Jude memperhatikan gelagat Selena kemudian terkekeh canggung. Tingkah ajaib gadis ini sanggup membuatnya mati rasa. Ia selalu berbicara ketus, berbelit-belit seperti wanita uzur, dan bertemperamen kasar. "Ya sudah. Kalau kau berubah pikiran, kau bisa kunjungi kami di Lightcourt."
Selena tak berkata apapun lagi. Dia tak akan datang karena memang, ada yang harus ia lakukan.
Mengunjungi Laurenor.
***
"Di mana Alena?" Seorang wanita kisaran usia empat puluh labuhkan vokal hantam dinding-dinding kapal. Dengan rambut tergelung cantik serta gaun kuning cerah berhiaskan renda desainer ternama melekat pas di tubuhnya. Langkahnya tertata. Dikelilingi hiruk-pikuk panjarwala yang terfokus turunkan puluhan boks hadiah dan turunkan jangkar raksasa, Pennelope datangi suaminya yang jatuhkan atensi pada mentari, perlahan tergelincir di ufuk barat.

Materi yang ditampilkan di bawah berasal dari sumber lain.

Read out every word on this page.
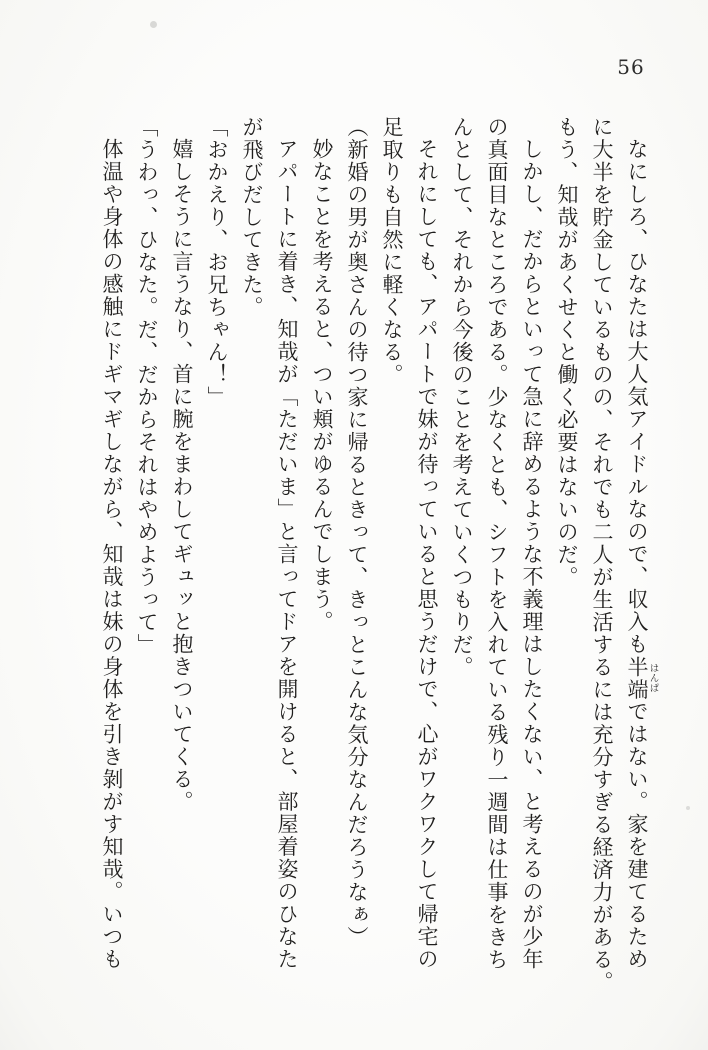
56
なにしろ、ひなたは大人気アイドルなので、収入も半端はんぱではない。家を建てるため
に大半を貯金しているものの、それでも二人が生活するには充分すぎる経済力がある。
もう、知哉があくせくと働く必要はないのだ。
しかし、だからといって急に辞めるような不義理はしたくない、と考えるのが少年
の真面目なところである。少なくとも、シフトを入れている残り一週間は仕事をきち
んとして、それから今後のことを考えていくつもりだ。
それにしても、アパートで妹が待っていると思うだけで、心がワクワクして帰宅の
足取りも自然に軽くなる。
（新婚の男が奥さんの待つ家に帰るときって、きっとこんな気分なんだろうなぁ）
妙なことを考えると、つい頬がゆるんでしまう。
アパートに着き、知哉が「ただいま」と言ってドアを開けると、部屋着姿のひなた
が飛びだしてきた。
「おかえり、お兄ちゃん！」
嬉しそうに言うなり、首に腕をまわしてギュッと抱きついてくる。
「うわっ、ひなた。だ、だからそれはやめようって」
体温や身体の感触にドギマギしながら、知哉は妹の身体を引き剝がす知哉。いつも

"Kurasa dia ada di ruangannya." Vincent menghela napas risau. Sebersit anak kontemplasinya teringat putri kesayangannya yang tak memakan sesuap nasi semenjak pagi tadi. Alena lebih banyak habiskan temponya bersama lamunan. Dia tak menampik mengenai kesepakatan pertunangannya dengan Arshen ataupun mengiyakan. Beberapa tahun belakangan, perempuan muda itu memilih mengunci bibirnya rapat-rapat dan sering menangis.

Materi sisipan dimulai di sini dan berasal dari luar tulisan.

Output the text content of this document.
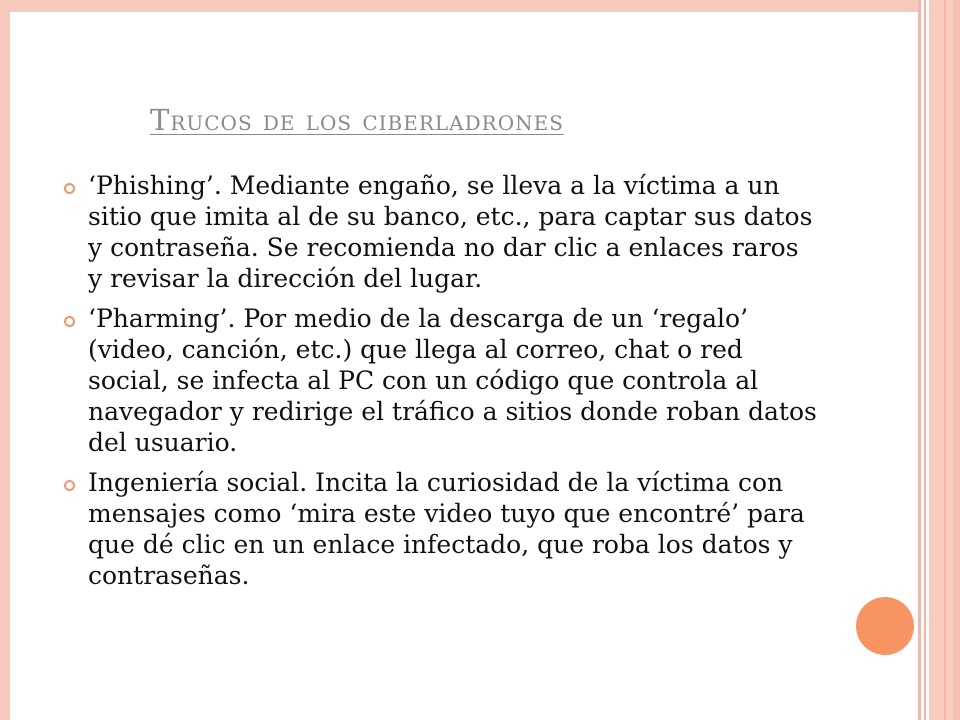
Trucos de los ciberladrones
‘Phishing’. Mediante engaño, se lleva a la víctima a un sitio que imita al de su banco, etc., para captar sus datos y contraseña. Se recomienda no dar clic a enlaces raros y revisar la dirección del lugar.
‘Pharming’. Por medio de la descarga de un ‘regalo’ (video, canción, etc.) que llega al correo, chat o red social, se infecta al PC con un código que controla al navegador y redirige el tráfico a sitios donde roban datos del usuario.
Ingeniería social. Incita la curiosidad de la víctima con mensajes como ‘mira este video tuyo que encontré’ para que dé clic en un enlace infectado, que roba los datos y contraseñas.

"Bagaimana hubungannya dengan Pangeran Bungsu akhir-akhir ini?" Pennelope bertanya. Ia meremas sapu tangannya. Ratu Aésthe tersebut jelas mengkhawatirkan putrinya. Karena perjodohan kedua kerajaan—terlebih bersama Arshen yang notabennya mantan putra mahkota—tak banyak menguntungkan pihaknya. Macam-macam skandal mengerikan mengenai putra mendiang Zharaon itu kian menambah betapa tak bijak mengikatkan pertalian di antara keduanya. Banyak menteri yang mengungkap tak persetujuannya. Dengan koalisi ini, martabat Aésthe dapat turut tenggelam ke dalam lumpur.
"Pangeran tak menyetujuinya." Vincent mengulas senyum getir. "Entah dulu maupun sekarang, dia tak pernah berubah."

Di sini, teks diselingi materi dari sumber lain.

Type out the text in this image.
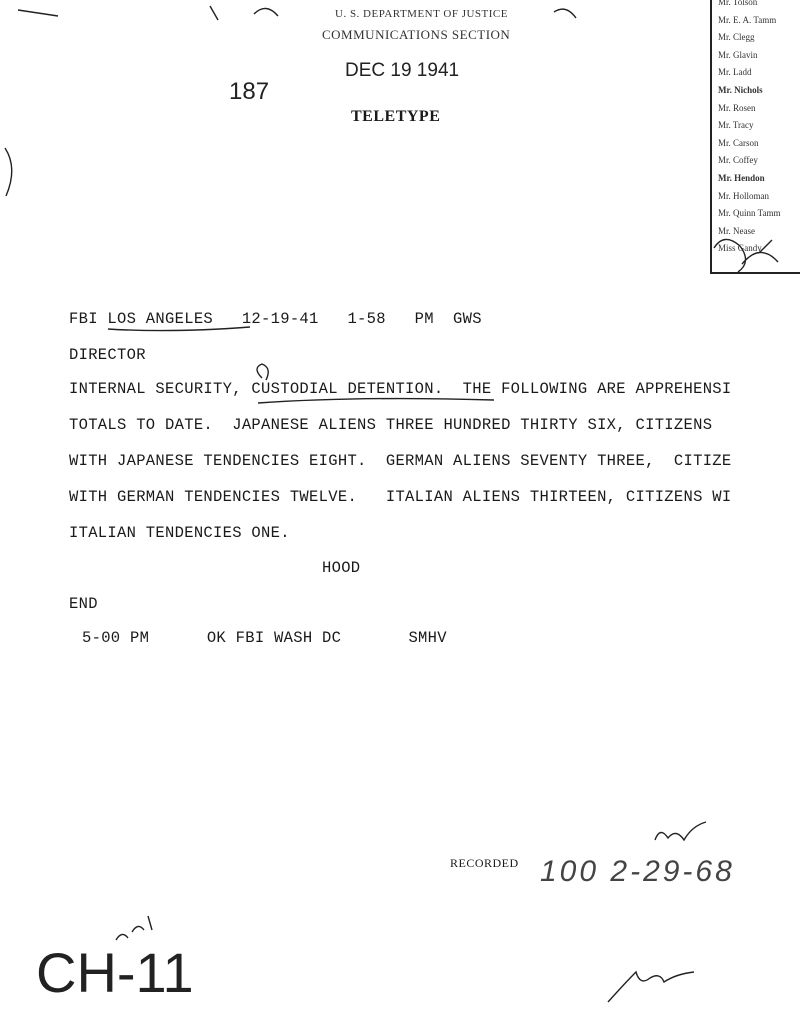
U. S. DEPARTMENT OF JUSTICE
COMMUNICATIONS SECTION
DEC 19 1941
187
TELETYPE
Mr. Tolson
Mr. E. A. Tamm
Mr. Clegg
Mr. Glavin
Mr. Ladd
Mr. Nichols
Mr. Rosen
Mr. Tracy
Mr. Carson
Mr. Coffey
Mr. Hendon
Mr. Holloman
Mr. Quinn Tamm
Mr. Nease
Miss Gandy

FBI LOS ANGELES   12-19-41   1-58   PM  GWS

DIRECTOR

INTERNAL SECURITY, CUSTODIAL DETENTION.  THE FOLLOWING ARE APPREHENSI

TOTALS TO DATE.  JAPANESE ALIENS THREE HUNDRED THIRTY SIX, CITIZENS

WITH JAPANESE TENDENCIES EIGHT.  GERMAN ALIENS SEVENTY THREE,  CITIZE

WITH GERMAN TENDENCIES TWELVE.   ITALIAN ALIENS THIRTEEN, CITIZENS WI

ITALIAN TENDENCIES ONE.

HOOD

END

5-00 PM      OK FBI WASH DC       SMHV

RECORDED 100 2-29-68
CH-11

"Dia berubah," sela wanitanya. Pennelope menatap dermaga bersama pilu. "Karena tinta hitam yang tak sengaja nodai lembar putih, rusak pula nirmalanya."
"Apa keputusan kita sudah benar? Bagaimana jika Alena tak bahagia?" Bagaimanapun, Pennelope tetaplah seorang ibu. Banyak waham jangkiti tempurungnya. Layaknya pandemi-pandemi mematikan, gelisah tetap rasuki relung batin. Ketakutan teror tiap bunga tidur, manifestasikan pertumpahan darah dalam imaji. Jerat separuh napasnya akan duka cacati personalitasnya.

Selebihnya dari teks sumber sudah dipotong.